RUNTRIP, Shibuya


GIVING A BUILDING A SECOND LIFE



Client : Runtrip
Location :  Shibuya, Tokyo
Program : Post-Covid Workplace
Area : 200m2

Scope : Design, PM

Year :  2021
Status :  Built

Photos :  Vincent Hecht
[Please click on the picture to enlarge]
For our Runtrip project we have, on a very modest scale, attempted to give a 35-year-old building a new life. Rather than completely removing everything inside, we decide to emphasise the life that had happened within this house. We wanted to show not just what was newly added, but also what was there, that which we have deliberately left as is.

The building, located in the central shopping area of Shibuya was used partly as a shop, with a three-story residence on top. When this house was vacated after 35 years, the new landlord wanted to turn it into a rentable office space. The client, Run Trip, a sports app developing company, showed interest in the space and asked to hold off on the renovation by the landlord. We were brought in for a design solution; to create a workplace, not a typical office, but a post-covid workplace, something like a base. With the pandemic continuing over a year, and most of the employees working from home, the client looked for a place where people could drop in anytime for conference calls, casual meetings, teamwork, take a shower after a run, but also to record their Youtube live chat and various social hold events.

This type of project was new to us, as most of our work in Japan start with tearing down, removing anything that hints at a history of what was once there. As Runtrip had stopped the renovation project by the landlord, this limited our scope as the renovation budget was fixed by what the landlord had designated for the work. Thus we aimed for minimal changes; the removal of an existing large closet and the removal of a few false ceilings.

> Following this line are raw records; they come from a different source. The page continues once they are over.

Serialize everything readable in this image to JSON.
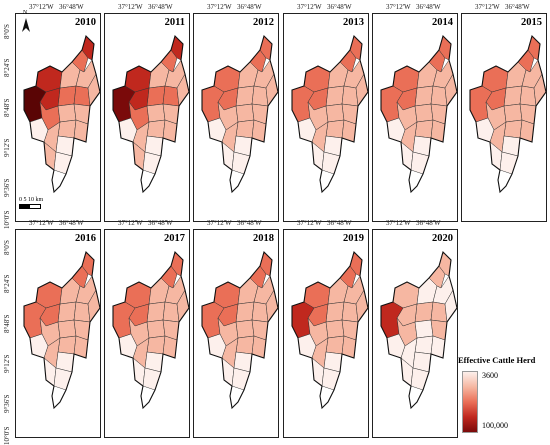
{
  "map_data": {
    "years": [
      "2010",
      "2011",
      "2012",
      "2013",
      "2014",
      "2015",
      "2016",
      "2017",
      "2018",
      "2019",
      "2020"
    ],
    "longitude_labels": [
      "37°12'W",
      "36°48'W"
    ],
    "latitude_labels": [
      "8°0'S",
      "8°24'S",
      "8°48'S",
      "9°12'S",
      "9°36'S",
      "10°0'S"
    ],
    "legend": {
      "title": "Effective Cattle Herd",
      "min_label": "3600",
      "max_label": "100,000"
    },
    "scale_bar": {
      "label": "0  5 10 km"
    },
    "north_arrow": {
      "label": "N"
    },
    "colors": {
      "low": "#fdf0ec",
      "mid_low": "#f6b7a2",
      "mid": "#ea6f57",
      "high": "#c0281e",
      "max": "#7a0a0a"
    },
    "region_levels_by_year": {
      "2010": [
        3,
        1,
        2,
        3,
        1,
        2,
        3,
        5,
        2,
        1,
        2,
        1,
        1,
        1,
        1,
        0,
        1,
        0,
        1,
        0
      ],
      "2011": [
        3,
        1,
        2,
        3,
        1,
        2,
        3,
        4,
        2,
        1,
        2,
        1,
        1,
        1,
        1,
        0,
        1,
        0,
        1,
        0
      ],
      "2012": [
        2,
        1,
        2,
        2,
        1,
        1,
        2,
        2,
        1,
        1,
        1,
        1,
        1,
        1,
        1,
        0,
        1,
        0,
        0,
        0
      ],
      "2013": [
        2,
        1,
        2,
        2,
        1,
        1,
        2,
        2,
        1,
        1,
        1,
        1,
        1,
        1,
        1,
        0,
        1,
        0,
        0,
        0
      ],
      "2014": [
        2,
        1,
        2,
        2,
        1,
        1,
        2,
        2,
        1,
        1,
        1,
        1,
        1,
        1,
        1,
        0,
        1,
        0,
        0,
        0
      ],
      "2015": [
        2,
        1,
        2,
        2,
        1,
        1,
        2,
        2,
        1,
        1,
        1,
        1,
        1,
        1,
        1,
        0,
        1,
        0,
        0,
        0
      ],
      "2016": [
        2,
        1,
        2,
        2,
        1,
        1,
        2,
        2,
        1,
        1,
        1,
        1,
        1,
        1,
        1,
        0,
        1,
        0,
        0,
        0
      ],
      "2017": [
        2,
        1,
        2,
        2,
        1,
        1,
        2,
        2,
        1,
        1,
        1,
        1,
        1,
        1,
        1,
        0,
        1,
        0,
        0,
        0
      ],
      "2018": [
        2,
        1,
        2,
        2,
        1,
        1,
        2,
        2,
        1,
        1,
        1,
        1,
        1,
        1,
        1,
        0,
        1,
        0,
        0,
        0
      ],
      "2019": [
        2,
        1,
        2,
        2,
        1,
        1,
        2,
        3,
        1,
        1,
        1,
        1,
        1,
        1,
        1,
        0,
        1,
        0,
        0,
        0
      ],
      "2020": [
        1,
        0,
        1,
        1,
        0,
        1,
        1,
        3,
        1,
        0,
        1,
        0,
        1,
        0,
        0,
        0,
        0,
        0,
        0,
        0
      ]
    }
  }
}
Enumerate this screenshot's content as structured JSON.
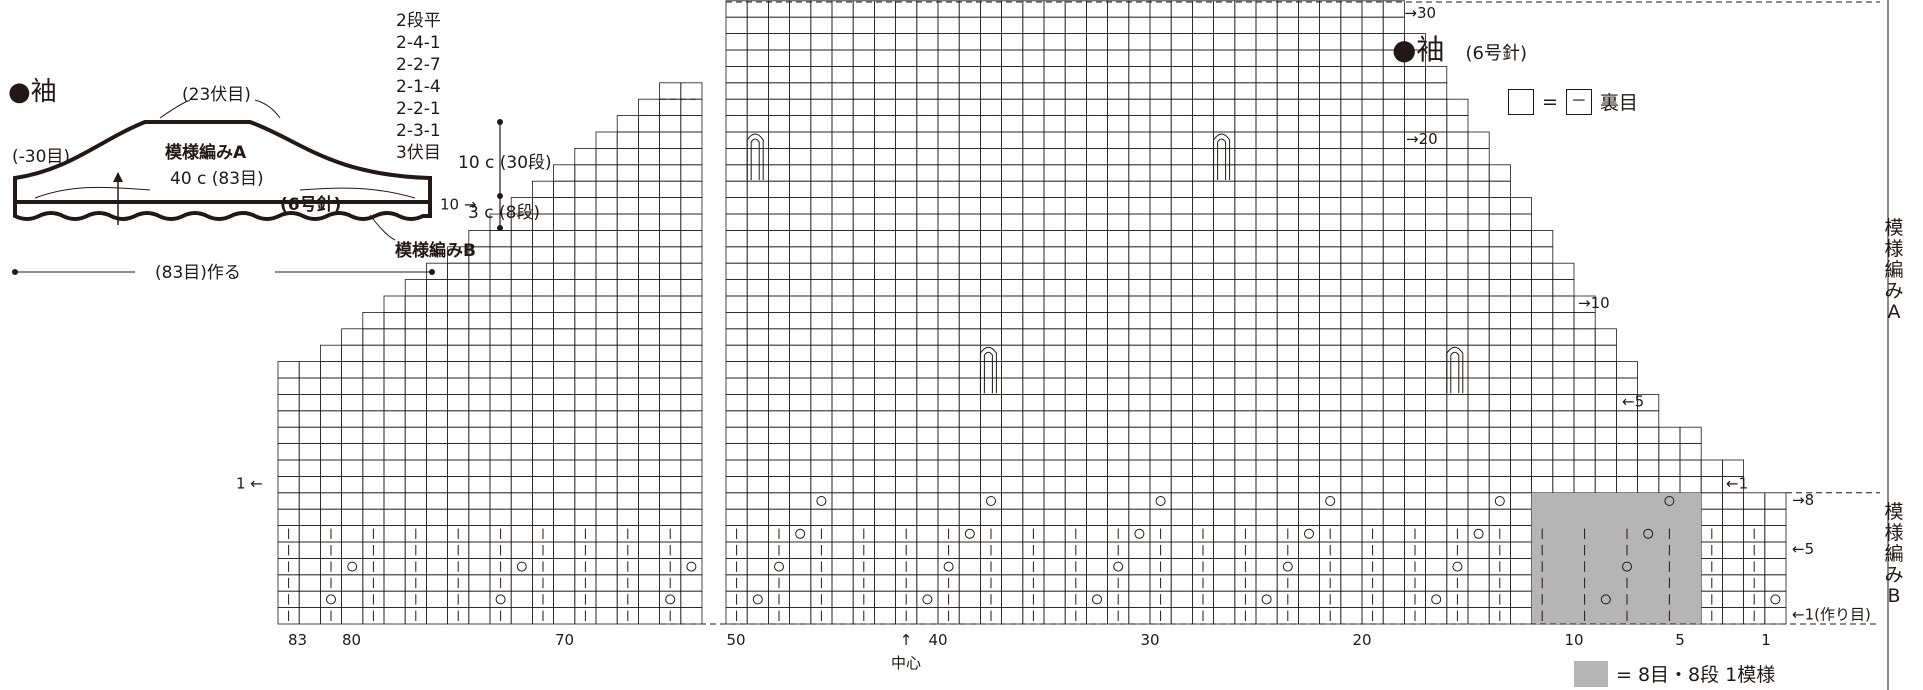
{
  "main_title": "●袖",
  "section_title": "●袖",
  "needle_info": "(6号針)",
  "legend": {
    "blank_eq": "=",
    "purl_symbol": "－",
    "purl_label": "裏目",
    "repeat_label": "= 8目・8段 1模様"
  },
  "schematic": {
    "bindoff_top": "(23伏目)",
    "decrease_left": "(-30目)",
    "pattern_a": "模様編みA",
    "width_label": "40 c (83目)",
    "needle": "(6号針)",
    "pattern_b": "模様編みB",
    "cast_on": "(83目)作る",
    "shaping": [
      "2段平",
      "2-4-1",
      "2-2-7",
      "2-1-4",
      "2-2-1",
      "2-3-1",
      "3伏目"
    ],
    "height_a": "10 c (30段)",
    "height_b": "3 c (8段)"
  },
  "side_labels": {
    "pattern_a": [
      "模",
      "様",
      "編",
      "み",
      "A"
    ],
    "pattern_b": [
      "模",
      "様",
      "編",
      "み",
      "B"
    ]
  },
  "row_labels": {
    "r30": "→30",
    "r20": "→20",
    "r10": "→10",
    "r5": "←5",
    "r1": "←1",
    "b8": "→8",
    "b5": "←5",
    "b1": "←1(作り目)",
    "left10": "10 →",
    "left1": "1 ←"
  },
  "col_labels": {
    "c83": "83",
    "c80": "80",
    "c70": "70",
    "c50": "50",
    "c40": "40",
    "c30": "30",
    "c20": "20",
    "c10": "10",
    "c5": "5",
    "c1": "1",
    "center_arrow": "↑",
    "center": "中心"
  },
  "colors": {
    "line": "#231815",
    "repeat_fill": "#b5b5b6"
  }
}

We set out discussing this conceptual idea with Runtrip that, whatever was removed would be shown. We aimed at treating the historical part of the building as a kind of invisible presence, we left these “wounds” of the removal, the cuts, incisions, clearly visible. The imprint of where the wall closet used to be is still visible, the back is mortar, the walls around it are freshly painted white. Dents, cuts, holes, wallpaper is partly removed all painted over. New, more energy-efficient, LED lights are added to the ceiling but the location of the old lights remains visible. All electrical wiring was installed outside of the walls and the metal ducting is placed, decoratively on the walls and ceiling. The building contained a variety of floors which have all been painted over in grey rubber paint, leaving the texture of the previous material visible below.

We hope that this type of renovation can be inspirational for both clients and architects alike, that spaces can, and often deserve a new life. But also that we, as architects can and should take a more humble approach to the re-creation of space.